Celeste Sterling has come home.

I walk to my desk and pick up the skull of a doe I've been saving.

Smaller than the others, more delicate.

I've painted the inside with something that will glow in moonlight—a detail she'll only notice if she gets close enough.

When she gets close enough.

Because she will.

Maybe not today or tomorrow, but soon.

She'll hear about the hermit in the mountains who reads philosophy and plays violin in the darkness.

She'll be curious about someone else who chooses isolation, who lives surrounded by death but isn't afraid of it.

She'll come looking for inspiration for her monsters.

But more importantly, she'll find it.

I pick up my hunting knife, the one I'll use later tonight.

Not on her—never on her.

But on the man who's been watching her father's house for three weeks.

A drifter who's been asking questions about when the sheriff's daughter visits.

He thinks she'd make a pretty victim.

He has no idea he's already dead, that his body just hasn't figured it out yet.

This is what I do for her.

What I've been doing for two years.

Removing threats before they even know she exists.

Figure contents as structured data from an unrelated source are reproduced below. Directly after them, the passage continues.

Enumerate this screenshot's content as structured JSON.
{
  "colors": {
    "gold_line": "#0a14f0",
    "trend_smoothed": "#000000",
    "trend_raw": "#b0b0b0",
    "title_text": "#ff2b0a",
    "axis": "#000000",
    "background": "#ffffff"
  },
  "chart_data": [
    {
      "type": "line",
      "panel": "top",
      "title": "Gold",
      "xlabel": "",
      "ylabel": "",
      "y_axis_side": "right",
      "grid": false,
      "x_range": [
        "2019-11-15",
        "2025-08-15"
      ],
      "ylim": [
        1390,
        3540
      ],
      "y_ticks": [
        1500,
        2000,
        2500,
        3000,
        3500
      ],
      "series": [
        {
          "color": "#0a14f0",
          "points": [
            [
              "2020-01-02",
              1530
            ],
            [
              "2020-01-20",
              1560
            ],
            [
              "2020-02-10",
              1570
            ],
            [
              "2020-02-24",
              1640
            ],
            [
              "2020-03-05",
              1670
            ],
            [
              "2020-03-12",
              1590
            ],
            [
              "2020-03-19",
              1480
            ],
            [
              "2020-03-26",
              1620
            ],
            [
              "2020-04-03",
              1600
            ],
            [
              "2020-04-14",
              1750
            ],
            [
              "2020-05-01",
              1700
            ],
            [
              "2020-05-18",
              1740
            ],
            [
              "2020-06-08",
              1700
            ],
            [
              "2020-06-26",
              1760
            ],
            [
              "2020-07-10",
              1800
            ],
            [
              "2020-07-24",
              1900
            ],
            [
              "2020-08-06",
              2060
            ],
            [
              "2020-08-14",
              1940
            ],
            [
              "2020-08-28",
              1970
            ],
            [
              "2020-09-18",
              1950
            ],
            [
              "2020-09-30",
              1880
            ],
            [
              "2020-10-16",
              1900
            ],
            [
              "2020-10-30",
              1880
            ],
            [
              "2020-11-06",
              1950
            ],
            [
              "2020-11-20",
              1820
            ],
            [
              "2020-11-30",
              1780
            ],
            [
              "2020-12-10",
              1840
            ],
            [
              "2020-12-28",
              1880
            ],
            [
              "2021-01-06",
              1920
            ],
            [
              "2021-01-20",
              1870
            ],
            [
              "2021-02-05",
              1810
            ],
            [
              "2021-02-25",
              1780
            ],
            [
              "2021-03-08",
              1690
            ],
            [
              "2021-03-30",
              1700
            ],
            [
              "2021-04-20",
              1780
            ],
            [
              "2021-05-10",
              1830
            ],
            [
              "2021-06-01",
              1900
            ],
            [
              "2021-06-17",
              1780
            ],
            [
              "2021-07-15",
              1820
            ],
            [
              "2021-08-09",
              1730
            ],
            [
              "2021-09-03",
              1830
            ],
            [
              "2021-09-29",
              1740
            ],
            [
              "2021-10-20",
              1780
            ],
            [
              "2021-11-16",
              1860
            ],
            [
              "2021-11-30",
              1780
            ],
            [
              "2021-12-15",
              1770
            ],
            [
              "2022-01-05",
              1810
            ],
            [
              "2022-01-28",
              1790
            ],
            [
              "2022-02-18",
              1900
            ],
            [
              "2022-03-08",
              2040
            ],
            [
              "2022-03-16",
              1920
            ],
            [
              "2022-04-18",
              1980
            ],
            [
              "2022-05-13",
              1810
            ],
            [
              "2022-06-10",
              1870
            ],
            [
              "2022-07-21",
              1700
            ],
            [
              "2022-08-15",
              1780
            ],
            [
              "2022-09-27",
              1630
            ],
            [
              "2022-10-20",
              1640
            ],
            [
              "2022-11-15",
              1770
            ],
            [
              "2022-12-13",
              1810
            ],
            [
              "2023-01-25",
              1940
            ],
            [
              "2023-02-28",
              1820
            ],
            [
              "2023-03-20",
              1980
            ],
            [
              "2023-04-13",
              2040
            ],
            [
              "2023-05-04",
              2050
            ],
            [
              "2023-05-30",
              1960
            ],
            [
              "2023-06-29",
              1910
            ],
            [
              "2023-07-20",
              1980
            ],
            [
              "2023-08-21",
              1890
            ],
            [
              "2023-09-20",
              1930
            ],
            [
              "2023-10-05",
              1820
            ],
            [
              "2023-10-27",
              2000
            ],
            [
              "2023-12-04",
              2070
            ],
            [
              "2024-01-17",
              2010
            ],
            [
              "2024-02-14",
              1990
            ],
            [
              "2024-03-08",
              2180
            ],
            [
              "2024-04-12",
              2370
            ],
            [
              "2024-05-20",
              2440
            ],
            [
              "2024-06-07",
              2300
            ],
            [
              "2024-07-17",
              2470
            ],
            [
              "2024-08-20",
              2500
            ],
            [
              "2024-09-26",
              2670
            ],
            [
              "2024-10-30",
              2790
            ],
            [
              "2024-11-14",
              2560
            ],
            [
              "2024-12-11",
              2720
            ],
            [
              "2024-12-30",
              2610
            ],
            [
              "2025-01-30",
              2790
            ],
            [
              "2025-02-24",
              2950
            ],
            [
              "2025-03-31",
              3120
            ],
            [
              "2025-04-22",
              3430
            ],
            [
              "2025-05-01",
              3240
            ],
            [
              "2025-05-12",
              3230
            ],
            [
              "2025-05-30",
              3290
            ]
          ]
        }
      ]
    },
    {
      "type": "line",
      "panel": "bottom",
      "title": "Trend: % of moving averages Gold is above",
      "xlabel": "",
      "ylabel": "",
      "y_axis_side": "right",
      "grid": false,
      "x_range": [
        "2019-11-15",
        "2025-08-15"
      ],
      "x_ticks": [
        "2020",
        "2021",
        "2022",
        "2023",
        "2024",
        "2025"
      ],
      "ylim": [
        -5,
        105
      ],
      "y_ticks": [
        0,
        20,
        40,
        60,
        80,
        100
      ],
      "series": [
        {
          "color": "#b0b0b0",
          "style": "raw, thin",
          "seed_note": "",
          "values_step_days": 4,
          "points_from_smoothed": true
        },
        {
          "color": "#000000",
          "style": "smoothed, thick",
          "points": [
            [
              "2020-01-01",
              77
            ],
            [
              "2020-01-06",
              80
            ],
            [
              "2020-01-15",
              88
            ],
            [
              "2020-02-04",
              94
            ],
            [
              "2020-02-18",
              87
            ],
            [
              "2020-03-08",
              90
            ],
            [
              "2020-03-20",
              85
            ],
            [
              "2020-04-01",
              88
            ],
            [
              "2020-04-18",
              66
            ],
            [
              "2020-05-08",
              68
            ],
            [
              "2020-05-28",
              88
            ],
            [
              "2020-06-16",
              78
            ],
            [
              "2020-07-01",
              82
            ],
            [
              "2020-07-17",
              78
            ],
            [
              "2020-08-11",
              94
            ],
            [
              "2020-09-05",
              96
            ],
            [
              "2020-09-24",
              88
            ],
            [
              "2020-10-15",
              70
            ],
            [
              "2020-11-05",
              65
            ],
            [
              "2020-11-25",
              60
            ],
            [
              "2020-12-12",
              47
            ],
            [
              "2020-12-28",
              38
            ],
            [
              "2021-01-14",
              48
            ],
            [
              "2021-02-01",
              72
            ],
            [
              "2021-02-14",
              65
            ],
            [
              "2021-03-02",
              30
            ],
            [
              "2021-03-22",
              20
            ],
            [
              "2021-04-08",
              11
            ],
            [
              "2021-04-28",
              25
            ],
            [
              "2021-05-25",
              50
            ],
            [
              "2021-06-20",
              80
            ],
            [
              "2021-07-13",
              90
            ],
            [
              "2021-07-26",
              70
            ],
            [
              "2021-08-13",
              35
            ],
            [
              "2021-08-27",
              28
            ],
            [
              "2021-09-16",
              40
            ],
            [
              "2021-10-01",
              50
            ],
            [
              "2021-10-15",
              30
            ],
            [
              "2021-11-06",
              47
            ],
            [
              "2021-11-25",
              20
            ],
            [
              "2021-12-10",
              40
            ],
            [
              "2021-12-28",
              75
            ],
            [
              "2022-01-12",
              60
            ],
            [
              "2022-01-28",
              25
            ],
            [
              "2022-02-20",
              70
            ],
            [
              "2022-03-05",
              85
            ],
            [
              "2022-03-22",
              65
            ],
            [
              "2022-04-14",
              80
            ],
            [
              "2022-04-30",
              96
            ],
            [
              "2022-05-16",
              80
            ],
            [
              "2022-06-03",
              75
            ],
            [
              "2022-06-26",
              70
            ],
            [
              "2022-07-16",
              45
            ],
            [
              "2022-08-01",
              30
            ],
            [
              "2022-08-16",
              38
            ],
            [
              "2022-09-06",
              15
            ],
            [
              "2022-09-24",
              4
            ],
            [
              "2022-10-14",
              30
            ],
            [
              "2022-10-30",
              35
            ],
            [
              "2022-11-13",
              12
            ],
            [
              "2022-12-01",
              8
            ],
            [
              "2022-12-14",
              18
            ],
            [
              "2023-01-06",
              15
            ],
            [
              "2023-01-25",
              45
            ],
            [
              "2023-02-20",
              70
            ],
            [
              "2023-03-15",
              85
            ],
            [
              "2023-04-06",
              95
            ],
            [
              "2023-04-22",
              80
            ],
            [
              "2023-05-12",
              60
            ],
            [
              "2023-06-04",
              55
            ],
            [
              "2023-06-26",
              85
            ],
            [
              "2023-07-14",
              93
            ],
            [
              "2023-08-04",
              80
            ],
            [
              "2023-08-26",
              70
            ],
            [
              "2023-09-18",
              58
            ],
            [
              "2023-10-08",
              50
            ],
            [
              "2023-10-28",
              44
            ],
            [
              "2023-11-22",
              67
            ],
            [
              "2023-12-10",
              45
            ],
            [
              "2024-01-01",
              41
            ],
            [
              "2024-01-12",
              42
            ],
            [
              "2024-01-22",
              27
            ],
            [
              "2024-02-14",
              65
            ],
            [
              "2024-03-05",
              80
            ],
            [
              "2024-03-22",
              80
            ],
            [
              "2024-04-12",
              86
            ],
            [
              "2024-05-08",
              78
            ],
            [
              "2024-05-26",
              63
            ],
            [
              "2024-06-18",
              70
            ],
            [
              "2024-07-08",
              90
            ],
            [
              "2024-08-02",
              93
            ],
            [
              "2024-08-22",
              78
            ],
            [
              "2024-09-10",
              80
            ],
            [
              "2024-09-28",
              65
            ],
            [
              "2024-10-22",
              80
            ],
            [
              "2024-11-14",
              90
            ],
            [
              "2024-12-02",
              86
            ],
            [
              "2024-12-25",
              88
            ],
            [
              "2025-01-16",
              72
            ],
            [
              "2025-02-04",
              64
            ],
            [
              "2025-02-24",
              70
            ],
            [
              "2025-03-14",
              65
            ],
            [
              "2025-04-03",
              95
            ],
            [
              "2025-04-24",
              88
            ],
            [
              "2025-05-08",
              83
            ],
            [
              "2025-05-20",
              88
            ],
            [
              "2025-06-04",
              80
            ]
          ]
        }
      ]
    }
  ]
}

The men who would hurt her, use her, diminish her light.

They disappear into these mountains, and the snow covers their screams, and the earth swallows their bones, and the only trace they leave is another skull for my collection.

The scanner comes alive once more.

Sheriff Sterling's voice, tight with something that might be fear: "I want a protective detail on my house starting tonight. Discreet. And someone find out if Celeste has arrived yet. Don't tell her why, just... make sure she's safe."

Oh, Sheriff.

Your daughter is safe.

Safer than she's ever been.

Because I've been removing threats for two years, clearing the path, making sure that when she finally came home, there would be nothing left that could hurt her.

Except me.

And I'm not going to hurt her.

I'm going to hollow her out and fill her with something better.

Something darker. Something true.

I set the doe skull on the porch, positioned so it faces the road.

Not for her—she won't see it today, but for him. For Sterling.

When he drives past later, checking the hermit's property like he always does when he's scared, he'll see it.

He'll know something's different.

He'll feel the change in the air, the shift in the hunt.

His daughter is home.

And so is the thing he's been hunting.